Venezuelan Oil Output Continues Decline as Refinery Resumes Operations

Venezuelan crude exports on track for 70 year low as Washington continues to target tankers and shipping companies.

The Amuay refinery in Punto Fijo, western Venezuela. Amuay and Cardon form the Paraguana Refinery Complex, which is the third largest in the world. (Reuters/Carlos Garcia Rawlins)
The Amuay refinery in Punto Fijo, western Venezuela. Amuay and Cardon form the Paraguana Refinery Complex, which is the third largest in the world. (Reuters/Carlos Garcia Rawlins)

Mérida, June 18, 2020 (venezuelanalysis.com) – Venezuela’s oil production has fallen for a third consecutive month under pressure from US sanctions and contracted global demand.

The latest OPEC monthly report has the South American country’s May output at 570,000 barrels per day (bpd) according to secondary sources, down from 624,000 bpd in April. The figures reported directly by state oil company PDVSA reveal an even steeper fall, from 737,000 bpd in April to 573,000 bpd in May.

Venezuela’s crude production has fallen steeply from averages of 1.911 million bpd in 2017 and 1.354 million bpd in 2018, following the imposition of US financial sanctions against PDVSA in August 2017.

The industry was further hit with an oil embargo and a blanket ban on all dealings with the Venezuelan state in 2019. After falling for much of the year, production stabilized in the last quarter to bring the 2019 average to 796,000 bpd.

The US Treasury Department levied new measures against Venezuela’s oil sector in 2020, imposing secondary sanctions against two Rosneft subsidiaries, which forced the energy giant to shutter its Venezuela operations and transfer its assets to a Russian state-owned holding company. The Russian energy giant had been carrying as much as 60 percent of Venezuela’s output before rerouting it to other destinations.

Most recently, Washington has taken aim at foreign shipping firms carrying Venezuelan crude in a bid to choke off Venezuela’s main source of hard currency earnings.

On June 2, the Treasury Department sanctioned four Greek shipping companies, driving tankers away from the country and sending freight rates soaring.

In response, the Union of Greek Shipowners met with the US ambassador to the country this week, pledging to comply with the punitive sanctions regime.

S&P Global has reported that more sanctions are likely as the Trump administration has its scopes trained on some 50 more tankers that have either loaded from Venezuela or carried Venezuelan crude by way of ship-to-ship transfers.
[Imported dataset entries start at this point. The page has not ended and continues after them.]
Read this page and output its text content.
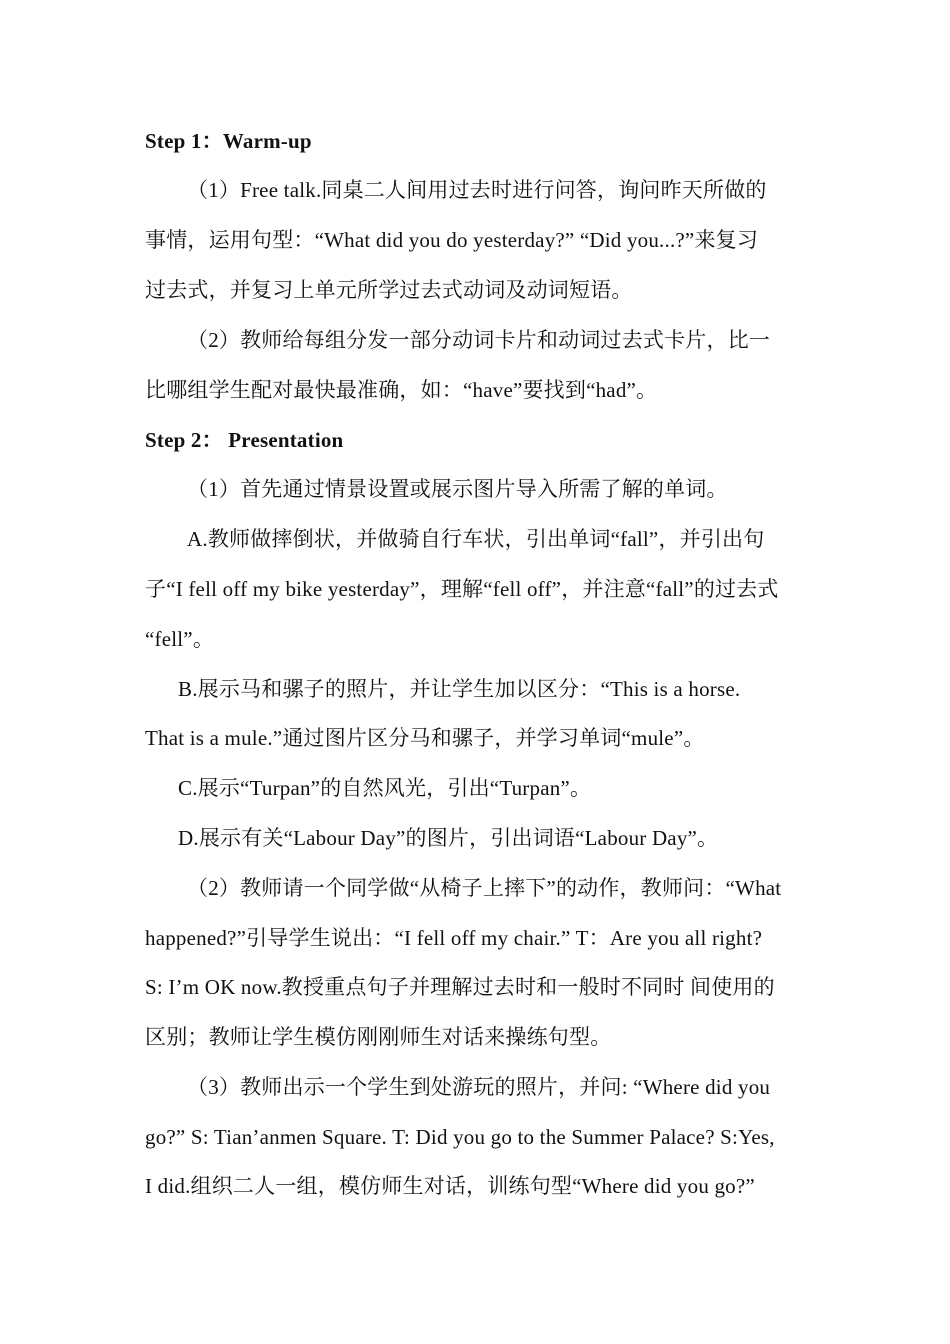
Step 1：Warm-up
（1）Free talk.同桌二人间用过去时进行问答，询问昨天所做的
事情，运用句型：“What did you do yesterday?” “Did you...?”来复习
过去式，并复习上单元所学过去式动词及动词短语。
（2）教师给每组分发一部分动词卡片和动词过去式卡片，比一
比哪组学生配对最快最准确，如：“have”要找到“had”。
Step 2： Presentation
（1）首先通过情景设置或展示图片导入所需了解的单词。
A.教师做摔倒状，并做骑自行车状，引出单词“fall”，并引出句
子“I fell off my bike yesterday”，理解“fell off”，并注意“fall”的过去式
“fell”。
B.展示马和骡子的照片，并让学生加以区分：“This is a horse.
That is a mule.”通过图片区分马和骡子，并学习单词“mule”。
C.展示“Turpan”的自然风光，引出“Turpan”。
D.展示有关“Labour Day”的图片，引出词语“Labour Day”。
（2）教师请一个同学做“从椅子上摔下”的动作，教师问：“What
happened?”引导学生说出：“I fell off my chair.” T：Are you all right?
S: I’m OK now.教授重点句子并理解过去时和一般时不同时 间使用的
区别；教师让学生模仿刚刚师生对话来操练句型。
（3）教师出示一个学生到处游玩的照片，并问: “Where did you
go?” S: Tian’anmen Square. T: Did you go to the Summer Palace? S:Yes,
I did.组织二人一组，模仿师生对话，训练句型“Where did you go?”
The unilateral US measures have caused Venezuelan oil exports to plummet by 28 percent in the first half of June, according to Reuters. Crude exports are reportedly on track to fall to their lowest level in 70 years.

US sanctions and Rosneft’s departure have also exacerbated fuel shortages in the South American country. In response, the Maduro government turned to Iran, which sent five fuel tankers in defiance of US threats. Tehran has vowed to continue supplying Caracas with gasoline.

Additionally, Iran has also collaborated with equipment and experts in repairing Venezuelan refineries. According to oil industry union sources, the Cardon refinery, part of the country’s largest refining complex, was reactivated last week and is currently processing 50,000 crude barrels a day out of a maximum 300,000 bpd capacity.

Venezuela’s fuel shortages have also prompted responses from other world leaders.

On Monday, Mexican President Andres Manuel Lopez Obrador announced that his government would be willing to sell gasoline to its Latin American neighbor.

“If [Venezuela] were to make the request and it were a humanitarian necessity, we would do it,” he said during a press conference.

Asked whether he would defy US sanctions to send fuel, Lopez Obrador responded, “…Mexico is an independent, sovereign country and we don’t meddle in the affairs of other countries… No one has the right to oppress others, no hegemonic power can crush another country,” he declared.”

On Thursday, the Treasury Department slapped sanctions on Mexican companies Libre Abordo and Schlager Business for engaging in oil-for-food agreements with Venezuela.

“The illegitimate Maduro regime created a secret network to evade sanctions, which Treasury has now exposed,” Deputy Secretary Justin G. Muzinich said in a statement.

The measures also targeted the owners of Libre Abordo and Schlager, Olga Zepeda and Veronica Esparza, and businessman Joaquin Leal, accused of having ties with Venezuelan government contractor Alex Saab, who was recently detained on a Washington-issued arrest warrant in Cape Verde. All three individuals are Mexican nationals.

Libre Abordo told Reuters that the “exchange of humanitarian aid with Venezuela should not be subject of sanctions” and that its lawyers would evaluate a response.

Ricardo Vaz reporting from Mérida and Lucas Koerner from Santiago de Chile.